Investment company can reduce your taxes with a loan?

0 Comments

Can your home loan allow you to benefit from a tax credit? Yes, it is possible, but in the rental segment. It also remains to find out about the legislative systems and their validity over time.

Real estate credit and tax reduction: the prerequisite

Real estate credit and tax reduction: the prerequisite

The law in force is clear. The tax credit granted for interest on loans contracted for the acquisition or construction of the main dwelling is abolished for loan offers issued after January 1, 2011, explains the tax administration. Therefore, to benefit from a tax reduction thanks to a mortgage in 2018, you must opt ​​for the acquisition of an apartment or a house that is intended for rental.

Old and / or furnished rental investment

Old and / or furnished rental investment

The Malraux system, in force since 2013, oversees rental investment in the former. To benefit from it, the property for which a mortgage has been taken out must be located in a protected sector or in a historic district. In addition, it is its renovation which gives entitlement to a tax reduction, between 22% and 30% of the amount of work carried out.

This tax reduction can be supplemented by the Censi-Bouvard law.
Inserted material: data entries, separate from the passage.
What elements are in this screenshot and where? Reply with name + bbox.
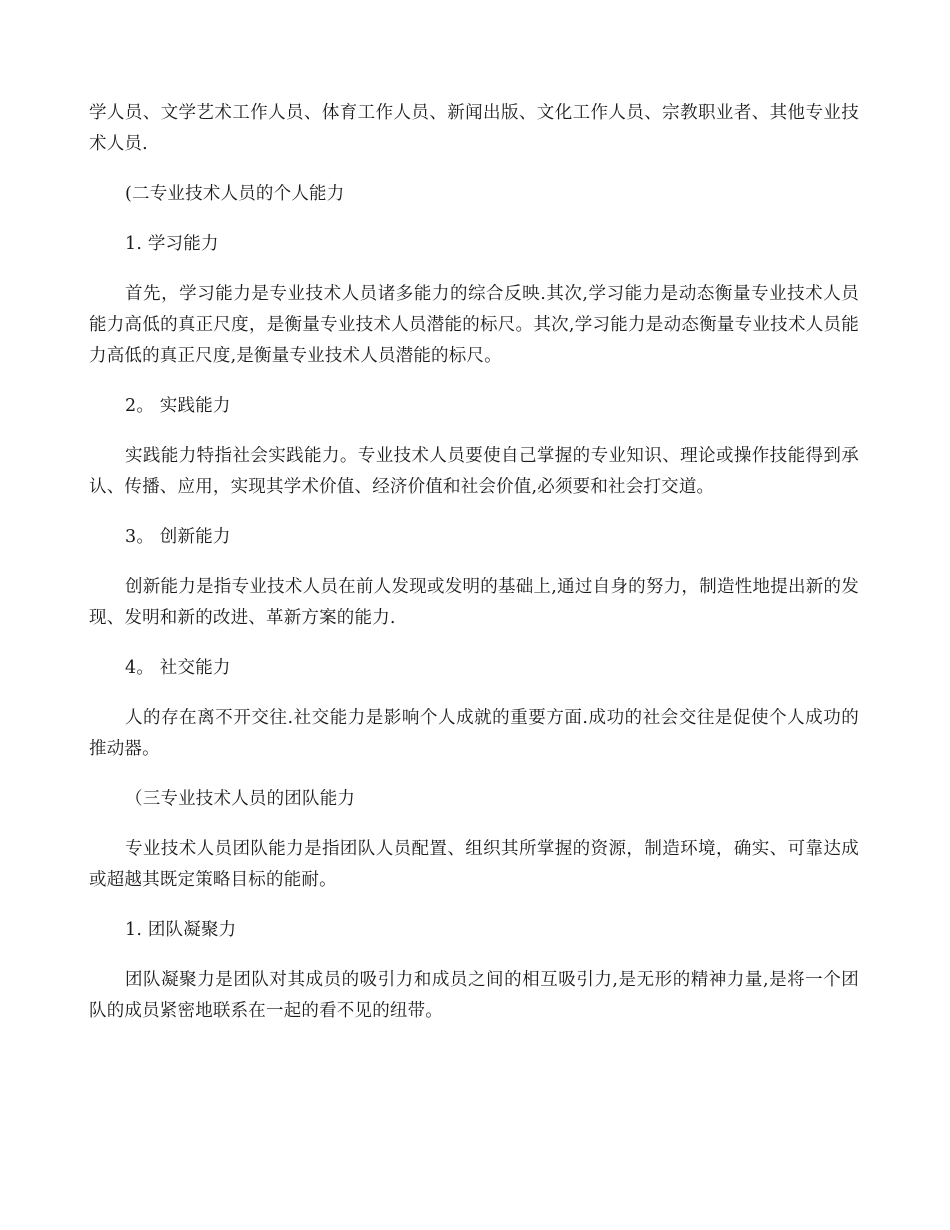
section-heading-team-ability: （三专业技术人员的团队能力 [125, 789, 356, 809]
subheading-innovation-ability: 3。 创新能力 [125, 527, 231, 547]
paragraph-social-ability: 人的存在离不开交往.社交能力是影响个人成就的重要方面.成功的社会交往是促使个人成功的推动器。 [89, 708, 859, 759]
document-body [89, 98, 859, 1046]
section-heading-personal-ability: (二专业技术人员的个人能力 [125, 184, 345, 204]
subheading-social-ability: 4。 社交能力 [125, 658, 231, 678]
paragraph-team-ability: 专业技术人员团队能力是指团队人员配置、组织其所掌握的资源，制造环境，确实、可靠达成或超越其既定策略目标的能耐。 [89, 839, 859, 890]
paragraph-practice-ability: 实践能力特指社会实践能力。专业技术人员要使自己掌握的专业知识、理论或操作技能得到承认、传播、应用，实现其学术价值、经济价值和社会价值,必须要和社会打交道。 [89, 446, 859, 497]
subheading-learning-ability: 1. 学习能力 [125, 234, 219, 254]
paragraph-occupation-list: 学人员、文学艺术工作人员、体育工作人员、新闻出版、文化工作人员、宗教职业者、其他专业技术人员. [89, 103, 859, 154]
paragraph-innovation-ability: 创新能力是指专业技术人员在前人发现或发明的基础上,通过自身的努力，制造性地提出新的发现、发明和新的改进、革新方案的能力. [89, 577, 859, 628]
subheading-practice-ability: 2。 实践能力 [125, 396, 231, 416]
paragraph-team-cohesion: 团队凝聚力是团队对其成员的吸引力和成员之间的相互吸引力,是无形的精神力量,是将一个团队的成员紧密地联系在一起的看不见的纽带。 [89, 970, 859, 1021]
paragraph-learning-ability: 首先，学习能力是专业技术人员诸多能力的综合反映.其次,学习能力是动态衡量专业技术人员能力高低的真正尺度，是衡量专业技术人员潜能的标尺。其次,学习能力是动态衡量专业技术人员能力高低的真正尺度,是衡量专业技术人员潜能的标尺。 [89, 284, 859, 366]
subheading-team-cohesion: 1. 团队凝聚力 [125, 920, 237, 940]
This, applicable until December 31, 2018, makes it possible to deduct from its tax 11% of the amount of the acquisition of a property, provided that the latter is offered in furnished rental to a student, a senior, or at a public health facility.
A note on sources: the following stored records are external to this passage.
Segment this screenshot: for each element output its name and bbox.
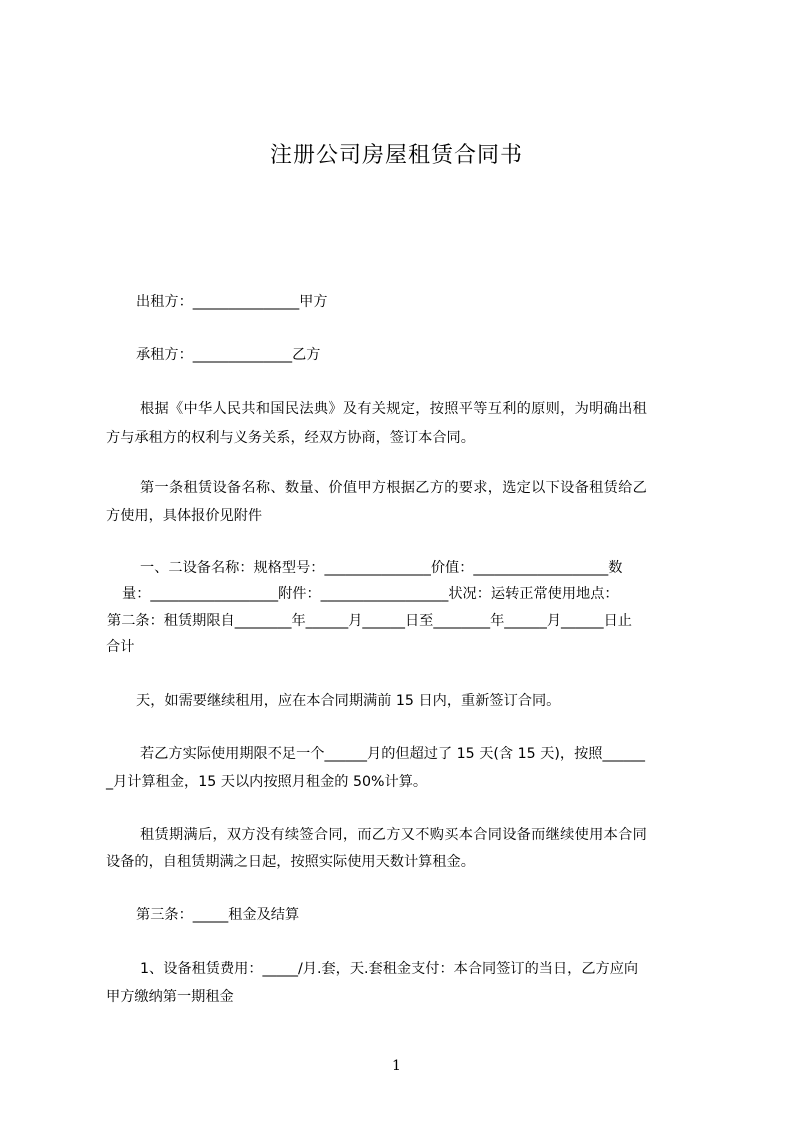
short-term-line-1: 若乙方实际使用期限不足一个______月的但超过了 15 天(含 15 天)，按照______ [140,746,646,762]
renewal-line: 天，如需要继续租用，应在本合同期满前 15 日内，重新签订合同。 [136,693,561,709]
total-line: 合计 [106,639,135,655]
expiry-line-1: 租赁期满后，双方没有续签合同，而乙方又不购买本合同设备而继续使用本合同 [140,827,648,843]
page-number: 1 [392,1058,401,1074]
equipment-line-2: 量：__________________附件：__________________状况：运转正常使用地点： [122,586,619,602]
article-2-line: 第二条：租赁期限自________年______月______日至________年______月______日止 [107,613,632,629]
preamble-line-2: 方与承租方的权利与义务关系，经双方协商，签订本合同。 [106,430,475,446]
article-3-line: 第三条：_____租金及结算 [136,907,300,923]
short-term-line-2: _月计算租金，15 天以内按照月租金的 50%计算。 [106,774,428,790]
preamble-line-1: 根据《中华人民共和国民法典》及有关规定，按照平等互利的原则，为明确出租 [140,401,648,417]
rental-fee-line-2: 甲方缴纳第一期租金 [106,989,234,1005]
equipment-line-1: 一、二设备名称：规格型号：_______________价值：___________________数 [140,560,623,576]
article-1-line-2: 方使用，具体报价见附件 [106,508,263,524]
article-1-line-1: 第一条租赁设备名称、数量、价值甲方根据乙方的要求，选定以下设备租赁给乙 [140,480,648,496]
expiry-line-2: 设备的，自租赁期满之日起，按照实际使用天数计算租金。 [106,854,475,870]
lessee-line: 承租方：______________乙方 [136,347,321,363]
lessor-line: 出租方：_______________甲方 [136,294,328,310]
document-title: 注册公司房屋租赁合同书 [269,143,523,168]
rental-fee-line-1: 1、设备租赁费用：_____/月.套，天.套租金支付：本合同签订的当日，乙方应向 [140,961,639,977]
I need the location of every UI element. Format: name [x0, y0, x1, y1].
Pinel law: tax reduction if new rental purchase

Pinel law: tax reduction if new rental purchase

Promulgated in 2014, the Pinel law is applicable until January 1, 2022. It grants a tax rebate of up to 21%. For this, it is necessary to acquire a new housing or in future state of completion intended for the hiring in an area where the supply of available housing remains lower than the demand.

On the other hand, the investor agrees to rent this property for 6, 9 or even 12 years. The Pinel law makes it possible to deduct from its taxable rental income the interest and guarantee costs of the mortgage, but also the property tax and the costs linked to rental management, among others. An opportunity which, like the Malraux and Censi-Bouvard schemes, encourages investment, the best way being to use a mortgage loan comparator like that of Cream Bank.